Before we start on this journey of discovery it would be good to take stock of where we are now. One thing that often hinders us entering on the spiritual path is the prevalent worldview of our time, which forms the mental background to our life, our opinions and behaviour, although we are often not really aware of it. To change our habitual perception of reality a dramatic shift is needed. This shift may happen at different times or in different circumstances for each individual, but the possibility of it is inherent in human nature.

We have been conditioned and encouraged by the prevalent scientific materialism of our time up to recently to see reality in a dualistic way: body separate from mind and then moreover we lay a one-sided emphasis on part of our mind/consciousness, the ‘ego’, and deny the existence of anything more. This world view started in the 17th Century with Descartes and Newton. It has pervaded our culture ever since. Over the following centuries the concept of the spiritual and even religion itself has been denigrated as unscientific and mocked as a primitive left-over from our past. Richard Dawkins is the prime example of that attitude. But the point that is often forgotten is that both Descartes and Newton never doubted the existence of God: according to Descartes the mind of a human being was enlightened by God and therefore our insights came from that Source. Thus the mathematical laws ruling Creation were divinely inspired and could be relied on. Newton believed the Universe to be a body pervaded by God. Belief in God is the basic assumption underlying their work.

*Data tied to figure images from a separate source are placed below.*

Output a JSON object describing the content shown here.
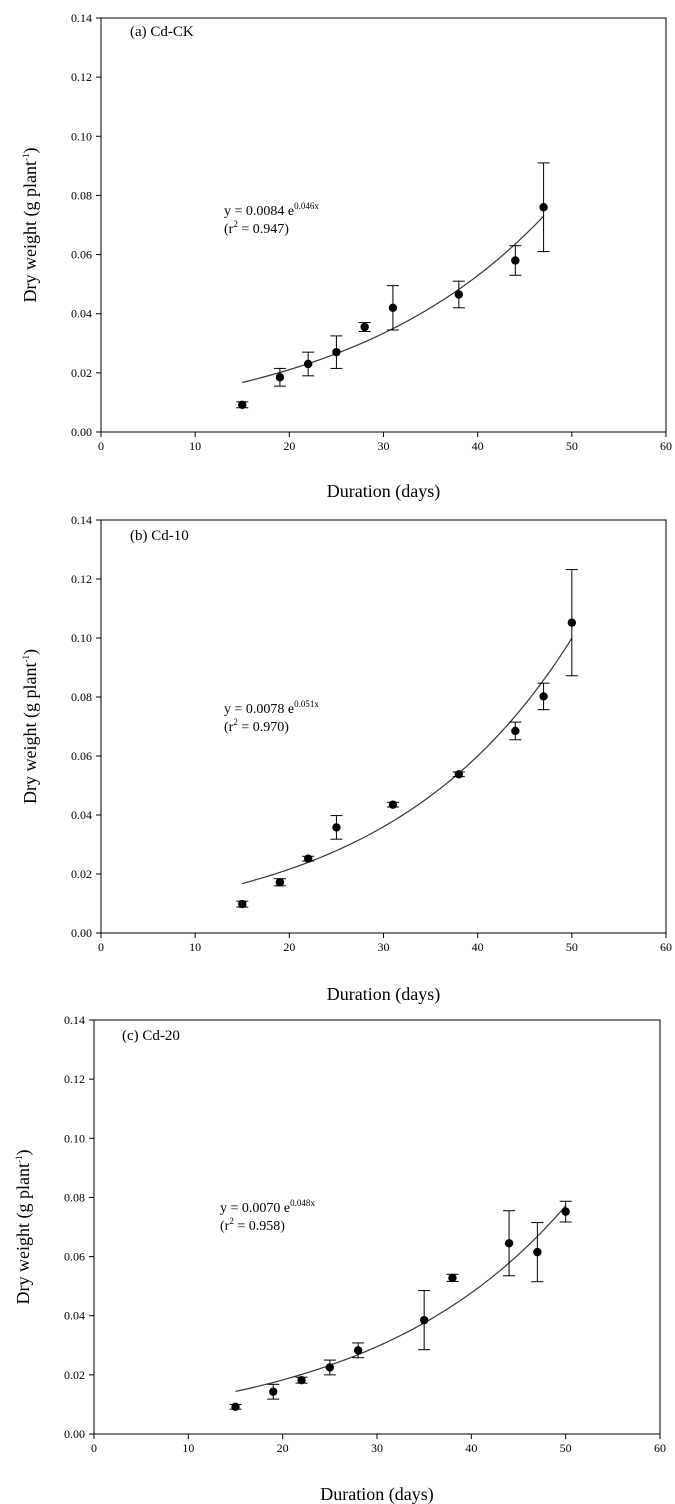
{
  "chart_data": [
    {
      "type": "scatter",
      "panel_label": "(a) Cd-CK",
      "xlabel": "Duration (days)",
      "ylabel": {
        "main": "Dry weight (g plant",
        "sup": "-1",
        "close": ")"
      },
      "xlim": [
        0,
        60
      ],
      "ylim": [
        0,
        0.14
      ],
      "xticks": [
        "0",
        "10",
        "20",
        "30",
        "40",
        "50",
        "60"
      ],
      "yticks": [
        "0.00",
        "0.02",
        "0.04",
        "0.06",
        "0.08",
        "0.10",
        "0.12",
        "0.14"
      ],
      "points": [
        {
          "x": 15,
          "y": 0.0092,
          "err": 0.001
        },
        {
          "x": 19,
          "y": 0.0185,
          "err": 0.003
        },
        {
          "x": 22,
          "y": 0.023,
          "err": 0.004
        },
        {
          "x": 25,
          "y": 0.027,
          "err": 0.0055
        },
        {
          "x": 28,
          "y": 0.0355,
          "err": 0.0015
        },
        {
          "x": 31,
          "y": 0.042,
          "err": 0.0075
        },
        {
          "x": 38,
          "y": 0.0465,
          "err": 0.0045
        },
        {
          "x": 44,
          "y": 0.058,
          "err": 0.005
        },
        {
          "x": 47,
          "y": 0.076,
          "err": 0.015
        }
      ],
      "fit": {
        "a": 0.0084,
        "b": 0.046,
        "x_range": [
          15,
          47
        ]
      },
      "equation": {
        "prefix": "y = 0.0084 e",
        "exponent": "0.046x",
        "r2_open": "(r",
        "r2_sup": "2",
        "r2_rest": " = 0.947)"
      },
      "grid": false,
      "legend": "none"
    },
    {
      "type": "scatter",
      "panel_label": "(b) Cd-10",
      "xlabel": "Duration (days)",
      "ylabel": {
        "main": "Dry weight (g plant",
        "sup": "-1",
        "close": ")"
      },
      "xlim": [
        0,
        60
      ],
      "ylim": [
        0,
        0.14
      ],
      "xticks": [
        "0",
        "10",
        "20",
        "30",
        "40",
        "50",
        "60"
      ],
      "yticks": [
        "0.00",
        "0.02",
        "0.04",
        "0.06",
        "0.08",
        "0.10",
        "0.12",
        "0.14"
      ],
      "points": [
        {
          "x": 15,
          "y": 0.0098,
          "err": 0.001
        },
        {
          "x": 19,
          "y": 0.0172,
          "err": 0.0012
        },
        {
          "x": 22,
          "y": 0.0252,
          "err": 0.0008
        },
        {
          "x": 25,
          "y": 0.0358,
          "err": 0.004
        },
        {
          "x": 31,
          "y": 0.0435,
          "err": 0.0008
        },
        {
          "x": 38,
          "y": 0.0538,
          "err": 0.0008
        },
        {
          "x": 44,
          "y": 0.0685,
          "err": 0.003
        },
        {
          "x": 47,
          "y": 0.0802,
          "err": 0.0045
        },
        {
          "x": 50,
          "y": 0.1052,
          "err": 0.018
        }
      ],
      "fit": {
        "a": 0.0078,
        "b": 0.051,
        "x_range": [
          15,
          50
        ]
      },
      "equation": {
        "prefix": "y = 0.0078 e",
        "exponent": "0.051x",
        "r2_open": "(r",
        "r2_sup": "2",
        "r2_rest": " = 0.970)"
      },
      "grid": false,
      "legend": "none"
    },
    {
      "type": "scatter",
      "panel_label": "(c) Cd-20",
      "xlabel": "Duration (days)",
      "ylabel": {
        "main": "Dry weight (g plant",
        "sup": "-1",
        "close": ")"
      },
      "xlim": [
        0,
        60
      ],
      "ylim": [
        0,
        0.14
      ],
      "xticks": [
        "0",
        "10",
        "20",
        "30",
        "40",
        "50",
        "60"
      ],
      "yticks": [
        "0.00",
        "0.02",
        "0.04",
        "0.06",
        "0.08",
        "0.10",
        "0.12",
        "0.14"
      ],
      "points": [
        {
          "x": 15,
          "y": 0.0092,
          "err": 0.0008
        },
        {
          "x": 19,
          "y": 0.0143,
          "err": 0.0025
        },
        {
          "x": 22,
          "y": 0.0182,
          "err": 0.001
        },
        {
          "x": 25,
          "y": 0.0225,
          "err": 0.0025
        },
        {
          "x": 28,
          "y": 0.0283,
          "err": 0.0025
        },
        {
          "x": 35,
          "y": 0.0385,
          "err": 0.01
        },
        {
          "x": 38,
          "y": 0.0528,
          "err": 0.0012
        },
        {
          "x": 44,
          "y": 0.0645,
          "err": 0.011
        },
        {
          "x": 47,
          "y": 0.0615,
          "err": 0.01
        },
        {
          "x": 50,
          "y": 0.0752,
          "err": 0.0035
        }
      ],
      "fit": {
        "a": 0.007,
        "b": 0.048,
        "x_range": [
          15,
          50
        ]
      },
      "equation": {
        "prefix": "y = 0.0070 e",
        "exponent": "0.048x",
        "r2_open": "(r",
        "r2_sup": "2",
        "r2_rest": " = 0.958)"
      },
      "grid": false,
      "legend": "none"
    }
  ]
}
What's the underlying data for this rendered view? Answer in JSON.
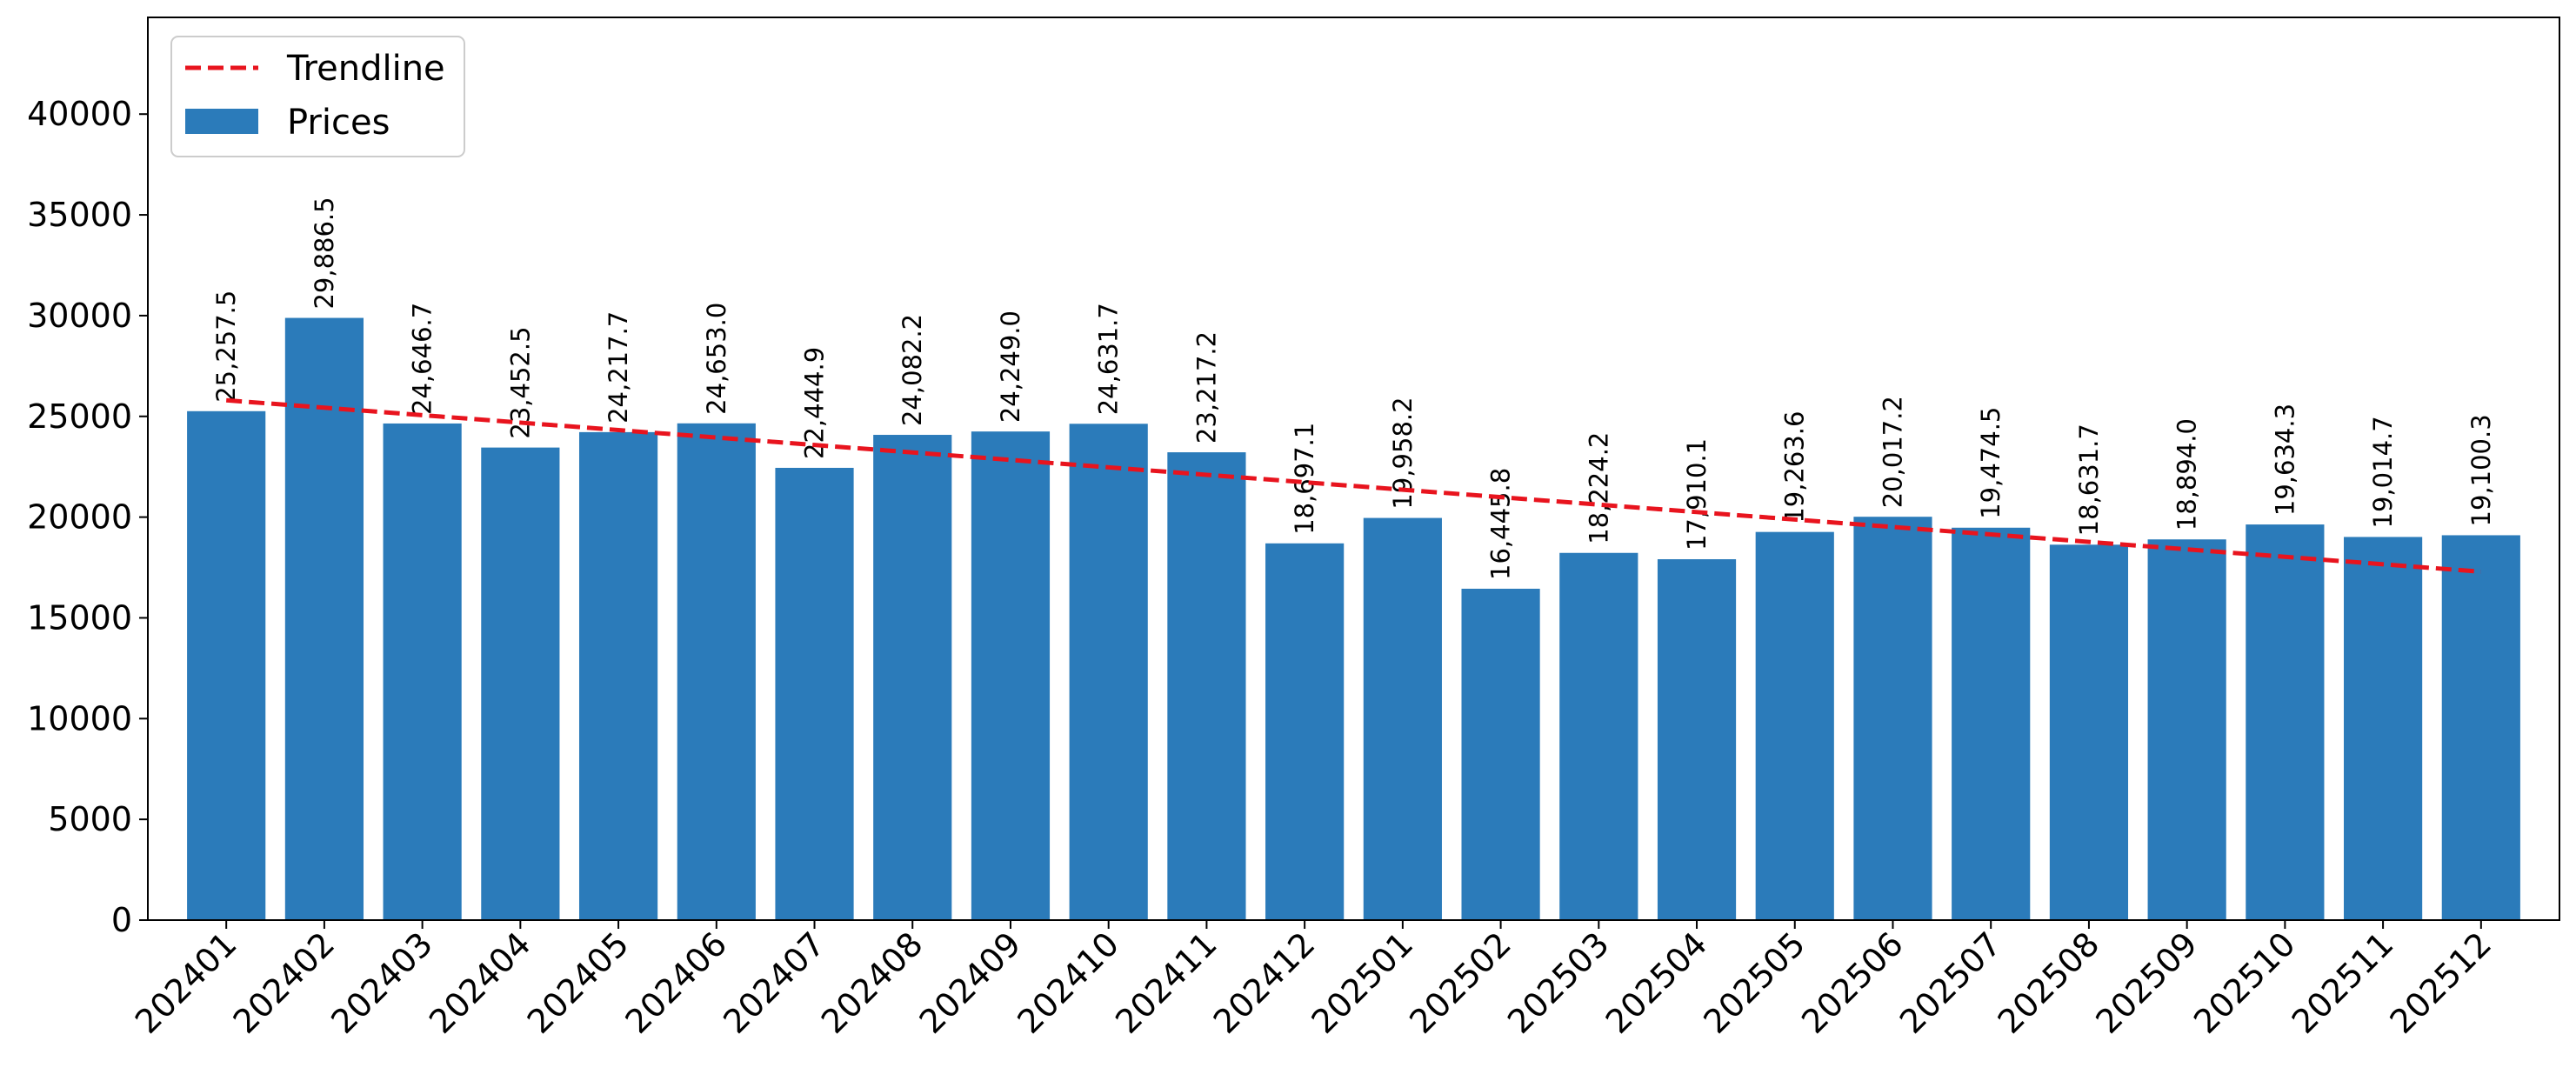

But Newton shared Descartes’ dualistic, deterministic, mechanistic viewpoint. According to him there is no innate creativity and freedom for the individual. The Newtonian Universe is therefore often called ‘The Clockwork Universe’. Once set in motion it obeys inexorable rules with predictable outcomes. Later interpreters drew the conclusion that therefore there was no need for God’s input any longer, once the ball was rolling. This led to a belief in an absent God busy somewhere else in the Universe, or even the feeling that God did not exist anymore at all.

From the time of Descartes and Newton the human mind has continued to be viewed as being totally separate, isolated from our body and the rest of the visible Universe. The only thing we could be sure of was our capacity to think - our only real proof of existence according to Descartes: ‘cogito ergo sum’. (I think, therefore I am) Moreover, our senses, being linked to the body, were considered to be highly fallible.

The idea of humankind as no more than a mechanism surfaces in the early 20th C as behaviourist psychology. An example of this attitude can be found in O’Brien’s statement in George Orwell’s ‘1984’: “We create human nature. Men are infinitely malleable.” The result of this mechanistic, reductionist approach is that a feeling of being valueless and powerless arises. Are we really a mere product of our environment and moreover only an uninvolved observer of the rest of creation, not part of the whole cosmic process at all? Are we alone in an incomprehensible Universe? If so, all we have to depend on are our wits, jostling with everyone else for survival, in the Darwinian mode of ’survival of the fittest’. When there is this sole emphasis on our own survival, it ends to push aside the effect our actions have on others and our environment, an impoverishment of our true humanity.